La mise en place de l’IFMA, un coup de pouce à l’alphabétisation (séminaire)

La mise en place de l’Institut de formation aux métiers de l’alphabétisation (IFMA) apporte un apport considérable aux efforts de lutte contre l’analphabétisme au Maroc, ont affirmé les participants au 1-er Séminaire accompagnant la réalisation de ce projet, tenu mardi à Rabat.

L’IFMA, qui s’articule sur quatre métiers, à savoir alphabétiseurs, encadrants des alphabétiseurs, formateurs des alphabétiseurs et des encadrants et enfin managers, servira en effet à professionnaliser ces métiers intervenant dans la chaîne de valeurs de la politique d’alphabétisation des adultes, ont souligné les intervenants à ce séminaire, qui a été animé par des experts nationaux et internationaux en la matière.

Porté par l’Agence nationale de lutte contre l’analphabétisme (ANCLA) et mis en œuvre par le bureau de l’UNESCO pour le Maghreb, ce projet, bénéficiant du financement de l’Union européenne, est opéré à travers deux grandes phases, à savoir celle de développement et de mise en place du dispositif et celle d’expérimentation et de capitalisation au niveau des régions de Tanger-Tétouan-Al Hoceima et Beni Mellal-Khénifra, en vue de la généralisation aux autres régions du Royaume.

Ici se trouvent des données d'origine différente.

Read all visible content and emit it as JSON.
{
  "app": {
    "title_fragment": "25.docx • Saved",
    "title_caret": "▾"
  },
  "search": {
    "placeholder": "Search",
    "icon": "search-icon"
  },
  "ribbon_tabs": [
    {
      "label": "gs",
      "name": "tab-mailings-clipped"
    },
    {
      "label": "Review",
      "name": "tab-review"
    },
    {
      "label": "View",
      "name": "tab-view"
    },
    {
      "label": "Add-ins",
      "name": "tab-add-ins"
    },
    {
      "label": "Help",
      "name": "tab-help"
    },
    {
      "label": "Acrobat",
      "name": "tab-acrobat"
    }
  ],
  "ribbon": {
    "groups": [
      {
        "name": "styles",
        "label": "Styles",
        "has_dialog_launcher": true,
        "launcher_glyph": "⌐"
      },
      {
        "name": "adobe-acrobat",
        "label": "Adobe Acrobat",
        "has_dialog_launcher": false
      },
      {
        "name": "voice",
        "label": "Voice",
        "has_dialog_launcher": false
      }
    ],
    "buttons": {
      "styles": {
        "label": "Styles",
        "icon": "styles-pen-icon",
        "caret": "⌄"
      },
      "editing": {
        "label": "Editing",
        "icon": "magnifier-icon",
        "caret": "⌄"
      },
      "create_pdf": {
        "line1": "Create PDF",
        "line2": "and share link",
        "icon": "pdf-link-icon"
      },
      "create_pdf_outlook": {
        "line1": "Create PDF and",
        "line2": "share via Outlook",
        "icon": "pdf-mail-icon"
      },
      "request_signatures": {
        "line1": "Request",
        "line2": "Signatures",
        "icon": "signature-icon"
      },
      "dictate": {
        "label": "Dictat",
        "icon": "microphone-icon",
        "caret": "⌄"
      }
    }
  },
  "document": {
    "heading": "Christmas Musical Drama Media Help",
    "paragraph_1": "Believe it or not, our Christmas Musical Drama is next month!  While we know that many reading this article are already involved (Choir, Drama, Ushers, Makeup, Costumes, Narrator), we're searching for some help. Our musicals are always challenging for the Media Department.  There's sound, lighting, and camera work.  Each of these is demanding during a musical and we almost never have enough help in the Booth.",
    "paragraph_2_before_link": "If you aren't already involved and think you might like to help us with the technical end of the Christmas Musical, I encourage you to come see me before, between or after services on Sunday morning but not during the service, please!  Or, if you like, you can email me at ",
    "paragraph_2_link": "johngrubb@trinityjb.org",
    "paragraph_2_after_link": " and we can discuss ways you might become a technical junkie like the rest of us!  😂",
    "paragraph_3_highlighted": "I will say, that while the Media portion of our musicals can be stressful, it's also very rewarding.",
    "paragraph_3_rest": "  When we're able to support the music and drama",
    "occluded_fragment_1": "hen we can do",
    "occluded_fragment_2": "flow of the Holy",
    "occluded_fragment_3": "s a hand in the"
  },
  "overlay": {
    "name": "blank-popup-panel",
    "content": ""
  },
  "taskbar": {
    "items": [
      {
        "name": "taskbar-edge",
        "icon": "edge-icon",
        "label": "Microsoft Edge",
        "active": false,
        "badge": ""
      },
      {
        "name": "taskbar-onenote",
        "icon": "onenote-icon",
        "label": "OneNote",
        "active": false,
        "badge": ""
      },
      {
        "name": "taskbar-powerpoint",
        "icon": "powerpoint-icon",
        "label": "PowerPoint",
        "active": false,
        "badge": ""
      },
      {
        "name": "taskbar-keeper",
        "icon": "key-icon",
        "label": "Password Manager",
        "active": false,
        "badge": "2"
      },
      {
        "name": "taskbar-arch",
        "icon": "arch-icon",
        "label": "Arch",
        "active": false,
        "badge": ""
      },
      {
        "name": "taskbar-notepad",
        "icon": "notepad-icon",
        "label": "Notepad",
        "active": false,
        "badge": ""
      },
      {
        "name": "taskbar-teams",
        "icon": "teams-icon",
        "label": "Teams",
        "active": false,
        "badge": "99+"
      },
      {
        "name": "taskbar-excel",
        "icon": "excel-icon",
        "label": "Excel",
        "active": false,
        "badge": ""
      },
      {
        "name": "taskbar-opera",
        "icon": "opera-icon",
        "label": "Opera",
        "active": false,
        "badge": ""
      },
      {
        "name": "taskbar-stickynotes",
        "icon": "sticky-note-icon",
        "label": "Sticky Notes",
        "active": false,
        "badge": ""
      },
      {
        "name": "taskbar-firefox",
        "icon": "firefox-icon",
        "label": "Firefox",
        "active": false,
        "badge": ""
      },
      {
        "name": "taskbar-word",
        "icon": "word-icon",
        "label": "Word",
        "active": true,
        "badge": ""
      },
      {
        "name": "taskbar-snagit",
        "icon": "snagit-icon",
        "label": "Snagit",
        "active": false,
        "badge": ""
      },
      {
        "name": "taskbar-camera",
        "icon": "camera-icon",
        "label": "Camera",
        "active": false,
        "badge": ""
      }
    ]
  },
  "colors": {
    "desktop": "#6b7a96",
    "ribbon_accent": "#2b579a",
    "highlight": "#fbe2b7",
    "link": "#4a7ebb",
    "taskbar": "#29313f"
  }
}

Conçu pour être une plateforme de formation hybride pour le développement des compétences, l’IFMA est destiné à offrir une réponse pérenne au besoin structurel de qualification et de professionnalisation de tous les métiers de la chaine de valeurs de l’alphabétisation.

« L’IFMA va permettre de mettre en place une solution adaptée de qualité pour renforcer le parcours et la professionnalisation de tout ceux qui œuvrent à l’alphabétisation au Maroc », a déclaré à la MAP Hélène Guiol, responsable du programme Education, au Bureau de l’UNESCO pour le Maghreb.

L’analphabétisme reste « un problème crucial qui a été accru malgré les progrès enregistrés depuis les années 1960 et qui a été mis en évidence avec la pandémie, en termes de qualité et d’accès à la connectivité et aux infrastructures numériques », a-t-elle considéré.

Mme Guiol a indiqué, dans ce sens, que l’alphabétisation n’est pas seulement une affaire étatique et qu’elle nécessite la participation de toute la société dans cet effort, notant que ce projet va permettre une institutionnalisation de la fonction de l’alphabétiseur.

Dans le même sillage, le directeur de l’ANLCA, Abdessamih Mahmoud, a fait savoir que la question de la formation est au centre de ce séminaire, organisé pour partager le projet de l’IFMA avec les partenaires de l’Agence.

« Au niveau de l’alphabétisation, nous sommes appelés à fournir un produit de qualité pour les apprenants », a-t-il dit, affirmant que la formation est la meilleure solution pour répondre à cette grande question.

Par ailleurs, les interventions à ce séminaire ont plaidé pour l’adhésion de toutes les parties prenantes à tous les niveaux, y compris les associations partenaires, afin de réussir ce projet prometteur et faire de la formation la clé de voûte pour l’aboutissement des objectifs escomptés.

Tenue à l’initiative du bureau de l’UNESCO, en partenariat avec l’ANLCA et avec l’appui de la délégation de l’Union européenne, ce séminaire a été aussi l’occasion d’engager un échange constructif autour de la mise en œuvre des grandes composantes du projet sur la base d’une approche participative, en plus de communiquer autour de cette initiative pour une meilleure adhésion et mobilisation des acteurs concernés.

Cette rencontre a rassemblé des représentants de certains départements concernés (Éducation nationale, Affaires étrangères et Enseignement supérieur), d’organismes onusiens et de l’UE, aux côtés de chercheurs et d’académiciens spécialisés.